Battles onboard ships are not worked out over several game turns, instead they are fought until one side is destroyed or the winning side decides that it does not wish to continue the combat and disengages. Before fighting starts, each player writes down the order in which each of his units may attack. Characters may fight with a unit or as a unit on their own, if you wish.
Who can fight?
After both players have decided on the order of attack, they both reveal their first unit and those two units fight against each other. The number of models that can fight from each side is double the Size of their ship. So a unit fighting from a Size 5 ship may attack with up to 10 models. Models on 40 mm or larger bases count as two models each for this purpose.

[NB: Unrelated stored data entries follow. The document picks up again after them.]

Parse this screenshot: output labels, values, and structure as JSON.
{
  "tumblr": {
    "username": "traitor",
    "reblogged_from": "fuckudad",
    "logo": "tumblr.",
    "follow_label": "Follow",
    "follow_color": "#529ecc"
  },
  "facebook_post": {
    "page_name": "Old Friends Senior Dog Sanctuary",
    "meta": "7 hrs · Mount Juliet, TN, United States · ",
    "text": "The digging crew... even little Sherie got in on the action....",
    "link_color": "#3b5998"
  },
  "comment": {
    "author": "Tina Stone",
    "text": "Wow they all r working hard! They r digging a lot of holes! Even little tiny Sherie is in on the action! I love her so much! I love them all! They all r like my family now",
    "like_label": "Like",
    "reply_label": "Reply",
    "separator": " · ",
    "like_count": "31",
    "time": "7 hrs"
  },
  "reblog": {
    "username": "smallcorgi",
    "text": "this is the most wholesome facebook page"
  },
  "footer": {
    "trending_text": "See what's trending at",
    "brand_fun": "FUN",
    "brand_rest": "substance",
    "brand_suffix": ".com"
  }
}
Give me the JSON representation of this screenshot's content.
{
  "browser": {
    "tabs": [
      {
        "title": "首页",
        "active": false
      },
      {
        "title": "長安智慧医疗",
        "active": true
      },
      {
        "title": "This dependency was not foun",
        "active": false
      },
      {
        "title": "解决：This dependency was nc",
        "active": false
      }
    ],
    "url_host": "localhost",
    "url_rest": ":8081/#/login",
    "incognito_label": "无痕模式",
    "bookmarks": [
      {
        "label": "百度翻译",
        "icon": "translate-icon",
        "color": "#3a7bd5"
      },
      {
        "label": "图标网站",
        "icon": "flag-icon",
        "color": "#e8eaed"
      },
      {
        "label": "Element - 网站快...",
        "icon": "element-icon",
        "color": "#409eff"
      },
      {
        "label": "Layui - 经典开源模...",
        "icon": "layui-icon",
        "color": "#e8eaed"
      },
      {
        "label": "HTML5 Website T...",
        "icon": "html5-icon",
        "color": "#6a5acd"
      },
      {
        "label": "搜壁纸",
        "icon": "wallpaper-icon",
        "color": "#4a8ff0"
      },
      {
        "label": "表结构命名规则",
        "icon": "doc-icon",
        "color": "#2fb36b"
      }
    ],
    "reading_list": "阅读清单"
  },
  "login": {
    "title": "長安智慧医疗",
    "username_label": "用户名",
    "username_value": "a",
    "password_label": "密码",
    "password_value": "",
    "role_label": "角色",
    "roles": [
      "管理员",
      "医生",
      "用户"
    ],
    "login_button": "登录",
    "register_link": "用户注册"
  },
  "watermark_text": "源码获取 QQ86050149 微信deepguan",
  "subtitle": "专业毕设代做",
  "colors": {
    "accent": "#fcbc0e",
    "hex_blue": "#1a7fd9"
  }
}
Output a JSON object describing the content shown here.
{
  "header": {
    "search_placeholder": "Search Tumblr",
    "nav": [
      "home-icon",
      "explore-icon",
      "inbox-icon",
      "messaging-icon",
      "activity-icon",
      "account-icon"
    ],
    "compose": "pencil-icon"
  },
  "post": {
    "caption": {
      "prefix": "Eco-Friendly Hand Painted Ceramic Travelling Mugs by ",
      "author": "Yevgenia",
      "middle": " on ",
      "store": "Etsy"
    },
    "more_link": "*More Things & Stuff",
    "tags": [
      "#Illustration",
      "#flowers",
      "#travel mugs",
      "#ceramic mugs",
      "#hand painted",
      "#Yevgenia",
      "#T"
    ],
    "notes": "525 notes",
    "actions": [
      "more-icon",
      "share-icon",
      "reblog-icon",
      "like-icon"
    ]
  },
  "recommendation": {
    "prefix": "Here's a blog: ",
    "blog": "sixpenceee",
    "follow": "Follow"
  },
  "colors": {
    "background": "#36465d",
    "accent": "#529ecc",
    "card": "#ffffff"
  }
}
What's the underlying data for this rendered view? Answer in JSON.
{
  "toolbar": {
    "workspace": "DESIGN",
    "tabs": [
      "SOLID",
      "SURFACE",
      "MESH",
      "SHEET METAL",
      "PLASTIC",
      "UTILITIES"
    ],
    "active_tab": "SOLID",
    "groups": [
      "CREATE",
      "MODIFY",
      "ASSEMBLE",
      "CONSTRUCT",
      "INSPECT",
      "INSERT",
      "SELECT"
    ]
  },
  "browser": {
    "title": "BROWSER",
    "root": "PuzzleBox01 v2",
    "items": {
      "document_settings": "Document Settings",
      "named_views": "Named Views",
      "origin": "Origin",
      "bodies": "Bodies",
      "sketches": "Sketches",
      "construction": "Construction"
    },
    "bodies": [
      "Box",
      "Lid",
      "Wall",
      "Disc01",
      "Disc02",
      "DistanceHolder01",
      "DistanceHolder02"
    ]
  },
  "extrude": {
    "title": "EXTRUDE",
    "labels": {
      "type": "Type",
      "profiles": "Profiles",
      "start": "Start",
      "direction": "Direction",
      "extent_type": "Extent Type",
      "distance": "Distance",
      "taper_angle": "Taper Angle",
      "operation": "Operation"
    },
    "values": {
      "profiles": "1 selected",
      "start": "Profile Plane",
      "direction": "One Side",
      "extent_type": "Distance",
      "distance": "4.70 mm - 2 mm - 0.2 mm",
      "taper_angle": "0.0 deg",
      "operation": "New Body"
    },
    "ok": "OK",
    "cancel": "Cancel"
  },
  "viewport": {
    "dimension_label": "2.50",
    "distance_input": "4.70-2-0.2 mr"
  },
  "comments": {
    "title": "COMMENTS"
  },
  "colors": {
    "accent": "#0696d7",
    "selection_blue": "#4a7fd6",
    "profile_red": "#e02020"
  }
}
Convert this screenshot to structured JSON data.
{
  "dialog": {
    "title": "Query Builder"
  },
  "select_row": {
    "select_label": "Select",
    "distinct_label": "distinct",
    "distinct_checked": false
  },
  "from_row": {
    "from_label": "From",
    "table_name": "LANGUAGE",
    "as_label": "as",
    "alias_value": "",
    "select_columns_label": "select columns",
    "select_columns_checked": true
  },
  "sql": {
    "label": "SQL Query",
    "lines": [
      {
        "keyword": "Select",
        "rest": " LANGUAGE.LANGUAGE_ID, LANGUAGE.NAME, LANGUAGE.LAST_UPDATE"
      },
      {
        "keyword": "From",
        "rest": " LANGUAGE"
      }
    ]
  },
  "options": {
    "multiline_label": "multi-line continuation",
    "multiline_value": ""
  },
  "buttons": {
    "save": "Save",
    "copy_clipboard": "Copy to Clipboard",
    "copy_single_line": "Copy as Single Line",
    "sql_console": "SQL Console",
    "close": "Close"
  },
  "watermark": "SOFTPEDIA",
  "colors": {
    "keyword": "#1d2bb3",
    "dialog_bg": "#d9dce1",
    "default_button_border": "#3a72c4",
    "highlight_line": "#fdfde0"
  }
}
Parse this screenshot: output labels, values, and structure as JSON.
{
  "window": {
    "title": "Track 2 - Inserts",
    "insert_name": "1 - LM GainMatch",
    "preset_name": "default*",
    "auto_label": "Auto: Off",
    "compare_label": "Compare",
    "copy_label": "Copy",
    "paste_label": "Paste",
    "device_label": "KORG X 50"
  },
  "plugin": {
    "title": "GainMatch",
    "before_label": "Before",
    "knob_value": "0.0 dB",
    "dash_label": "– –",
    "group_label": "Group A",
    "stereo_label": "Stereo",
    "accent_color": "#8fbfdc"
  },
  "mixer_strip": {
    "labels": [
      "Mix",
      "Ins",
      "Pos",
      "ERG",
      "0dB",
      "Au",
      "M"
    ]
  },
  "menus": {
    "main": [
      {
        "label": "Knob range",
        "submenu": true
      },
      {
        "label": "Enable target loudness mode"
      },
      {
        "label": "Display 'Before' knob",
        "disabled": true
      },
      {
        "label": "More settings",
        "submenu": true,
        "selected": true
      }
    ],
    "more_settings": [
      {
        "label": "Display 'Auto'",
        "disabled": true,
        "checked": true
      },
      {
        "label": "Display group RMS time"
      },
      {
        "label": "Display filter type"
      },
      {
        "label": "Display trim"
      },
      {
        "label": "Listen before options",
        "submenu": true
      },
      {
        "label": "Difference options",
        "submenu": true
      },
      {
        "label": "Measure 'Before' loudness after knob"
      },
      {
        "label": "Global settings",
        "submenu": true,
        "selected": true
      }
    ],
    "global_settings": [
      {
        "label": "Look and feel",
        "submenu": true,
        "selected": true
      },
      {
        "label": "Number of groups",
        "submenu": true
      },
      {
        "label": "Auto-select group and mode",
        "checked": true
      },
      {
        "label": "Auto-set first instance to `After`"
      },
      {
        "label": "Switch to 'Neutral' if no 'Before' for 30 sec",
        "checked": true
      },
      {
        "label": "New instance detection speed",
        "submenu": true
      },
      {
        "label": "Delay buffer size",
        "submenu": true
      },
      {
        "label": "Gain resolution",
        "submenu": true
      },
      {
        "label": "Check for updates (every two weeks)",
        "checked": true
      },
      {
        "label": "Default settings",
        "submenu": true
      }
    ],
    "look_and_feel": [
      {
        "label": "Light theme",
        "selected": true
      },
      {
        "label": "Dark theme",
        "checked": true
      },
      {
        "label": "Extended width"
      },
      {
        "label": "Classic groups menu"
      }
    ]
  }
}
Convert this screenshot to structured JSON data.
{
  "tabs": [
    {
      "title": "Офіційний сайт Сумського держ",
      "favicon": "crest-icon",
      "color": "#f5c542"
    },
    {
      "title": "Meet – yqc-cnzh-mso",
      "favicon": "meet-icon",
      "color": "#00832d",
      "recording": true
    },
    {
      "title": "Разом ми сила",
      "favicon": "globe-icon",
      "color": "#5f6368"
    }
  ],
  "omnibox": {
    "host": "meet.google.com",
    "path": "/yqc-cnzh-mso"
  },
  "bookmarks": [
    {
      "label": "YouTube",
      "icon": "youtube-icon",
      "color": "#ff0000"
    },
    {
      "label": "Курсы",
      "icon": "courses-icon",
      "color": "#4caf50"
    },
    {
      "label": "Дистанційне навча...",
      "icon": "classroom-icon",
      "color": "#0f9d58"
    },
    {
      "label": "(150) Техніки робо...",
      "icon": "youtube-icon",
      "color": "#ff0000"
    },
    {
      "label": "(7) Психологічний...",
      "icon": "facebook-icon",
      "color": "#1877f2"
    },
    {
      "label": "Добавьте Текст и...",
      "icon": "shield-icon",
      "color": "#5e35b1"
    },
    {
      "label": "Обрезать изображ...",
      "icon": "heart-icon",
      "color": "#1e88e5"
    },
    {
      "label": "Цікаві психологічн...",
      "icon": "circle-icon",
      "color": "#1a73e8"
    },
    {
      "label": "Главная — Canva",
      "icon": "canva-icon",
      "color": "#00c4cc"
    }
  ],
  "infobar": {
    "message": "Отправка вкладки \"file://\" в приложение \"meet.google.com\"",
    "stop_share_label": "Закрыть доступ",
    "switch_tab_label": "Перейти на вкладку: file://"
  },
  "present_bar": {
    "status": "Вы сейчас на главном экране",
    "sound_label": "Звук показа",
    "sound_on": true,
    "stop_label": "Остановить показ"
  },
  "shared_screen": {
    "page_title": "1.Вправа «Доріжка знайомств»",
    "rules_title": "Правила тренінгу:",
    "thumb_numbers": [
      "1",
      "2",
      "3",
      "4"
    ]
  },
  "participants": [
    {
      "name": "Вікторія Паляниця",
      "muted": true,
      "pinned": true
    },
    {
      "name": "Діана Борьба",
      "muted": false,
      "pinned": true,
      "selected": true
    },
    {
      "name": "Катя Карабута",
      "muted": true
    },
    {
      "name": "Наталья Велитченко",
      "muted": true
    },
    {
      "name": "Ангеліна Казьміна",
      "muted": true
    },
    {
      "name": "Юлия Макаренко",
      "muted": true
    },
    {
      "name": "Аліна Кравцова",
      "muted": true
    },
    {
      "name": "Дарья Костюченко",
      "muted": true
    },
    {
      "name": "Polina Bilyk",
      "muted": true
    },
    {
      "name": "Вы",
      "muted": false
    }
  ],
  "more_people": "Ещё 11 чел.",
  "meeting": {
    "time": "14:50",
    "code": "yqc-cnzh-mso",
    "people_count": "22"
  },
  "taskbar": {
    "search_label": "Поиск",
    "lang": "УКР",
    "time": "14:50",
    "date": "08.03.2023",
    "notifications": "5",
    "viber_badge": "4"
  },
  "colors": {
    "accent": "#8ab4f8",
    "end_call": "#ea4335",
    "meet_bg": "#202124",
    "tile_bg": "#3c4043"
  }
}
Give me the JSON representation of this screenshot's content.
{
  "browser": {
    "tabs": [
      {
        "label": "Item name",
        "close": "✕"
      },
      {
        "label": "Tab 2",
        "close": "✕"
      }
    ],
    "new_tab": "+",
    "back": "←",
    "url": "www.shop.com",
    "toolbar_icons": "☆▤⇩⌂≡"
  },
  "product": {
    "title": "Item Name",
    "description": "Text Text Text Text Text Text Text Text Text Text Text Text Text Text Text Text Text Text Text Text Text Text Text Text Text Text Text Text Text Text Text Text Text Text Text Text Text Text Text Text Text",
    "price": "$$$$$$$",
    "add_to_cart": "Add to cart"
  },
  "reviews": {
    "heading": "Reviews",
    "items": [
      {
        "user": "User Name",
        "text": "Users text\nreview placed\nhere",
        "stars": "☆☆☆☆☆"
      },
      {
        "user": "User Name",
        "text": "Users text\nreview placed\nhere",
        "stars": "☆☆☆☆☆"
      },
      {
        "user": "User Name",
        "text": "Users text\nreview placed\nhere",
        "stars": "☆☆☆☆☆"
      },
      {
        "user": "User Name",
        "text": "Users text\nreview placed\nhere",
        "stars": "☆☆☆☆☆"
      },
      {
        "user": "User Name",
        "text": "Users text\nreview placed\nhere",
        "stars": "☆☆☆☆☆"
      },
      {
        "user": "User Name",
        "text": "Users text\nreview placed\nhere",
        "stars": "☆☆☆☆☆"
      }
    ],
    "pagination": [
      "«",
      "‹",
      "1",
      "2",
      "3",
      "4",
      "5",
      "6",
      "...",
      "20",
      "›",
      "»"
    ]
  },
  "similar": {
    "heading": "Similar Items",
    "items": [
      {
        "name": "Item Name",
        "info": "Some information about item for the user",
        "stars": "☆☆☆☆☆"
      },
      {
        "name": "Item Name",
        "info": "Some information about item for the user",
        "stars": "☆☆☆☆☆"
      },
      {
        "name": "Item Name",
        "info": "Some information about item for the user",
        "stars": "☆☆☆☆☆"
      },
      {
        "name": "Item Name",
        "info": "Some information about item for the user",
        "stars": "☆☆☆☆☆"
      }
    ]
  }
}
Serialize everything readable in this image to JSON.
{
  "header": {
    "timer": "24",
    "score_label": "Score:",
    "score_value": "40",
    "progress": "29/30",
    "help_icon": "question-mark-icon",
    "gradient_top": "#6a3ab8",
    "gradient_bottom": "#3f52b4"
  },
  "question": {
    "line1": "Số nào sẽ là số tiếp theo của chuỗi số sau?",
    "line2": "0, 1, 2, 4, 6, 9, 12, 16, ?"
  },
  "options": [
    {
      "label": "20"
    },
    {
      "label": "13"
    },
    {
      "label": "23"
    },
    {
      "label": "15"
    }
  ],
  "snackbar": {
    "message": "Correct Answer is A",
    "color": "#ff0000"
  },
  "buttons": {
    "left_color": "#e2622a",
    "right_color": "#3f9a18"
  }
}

Challenges may be issued and accepted as normal. A challenge may be declined if there are members in the unit who are not fighting. Outside challenges, attacks may be allocated against any enemy model who is fighting.
In the first round of combat the chargers strike first as normal, with the defenders having the advantage of a defended obstacle. Note that this also applies to flyers attacking ships, who must take care not to get their wings tangled in the rigging.
Support attacks from crew
The crew of a ship are generally not fighters, but can support an attack made by the troops onboard it. Each round a player gets a number of WS2 S3 bonus Attacks equal to the Size of his ship. These attacks are always made against the enemy unit, never against enemy characters, unless the character is fighting on his own. Any ‘Crew Slain’ results on the damage table above will reduce the number of support attacks.
Combat results are worked out as normal, though no unit may claim a rank bonus. Any unit that breaks from combat is immediately destroyed, as there is nowhere to run to. If this happens, or if a unit is wiped out to the last man, the next unit in line will fight next round. Units fighting aboard ships are Immune to Panic.
As mentioned, a combat onboard ships may continue over several rounds, all in the same game turn. A combat ends when all units from one side are destroyed, or when one side wins combat, but decides to disengage. When one side disengages the combat is over and the ships are moved 1 cm away from each other. If one side wipes out the enemy they may take over the ship if they have a character who may command it, or they may scuttle the ship, sinking it. Any number of models may be transferred to the captured ship, space permitting.
Models who are Frenzied or Hate their opponents will never disengage and will instead fight till the bitter end.
Army specific rules
- Orcs & Goblin ships are affected by Animosity just like units are. If a ship rolls a “Let’s get ‘em” result they will ram the closest friendly ship that suffers from Animosity, but will not board it.
- Tomb Kings ships can only make a single half-speed move in the Movement phase, but automatically pass the Command test. To move a ship further the owner must cast Incantations of Urgency on it.
- Vampire Counts ships can only make a single half-speed move in the Movement phase, or a single full speed move if within 6 cm of the Admiral at the start of the turn. They automatically pass this Command test. To move a ship further the owner must cast Vanhel’s Danse Makabre on it.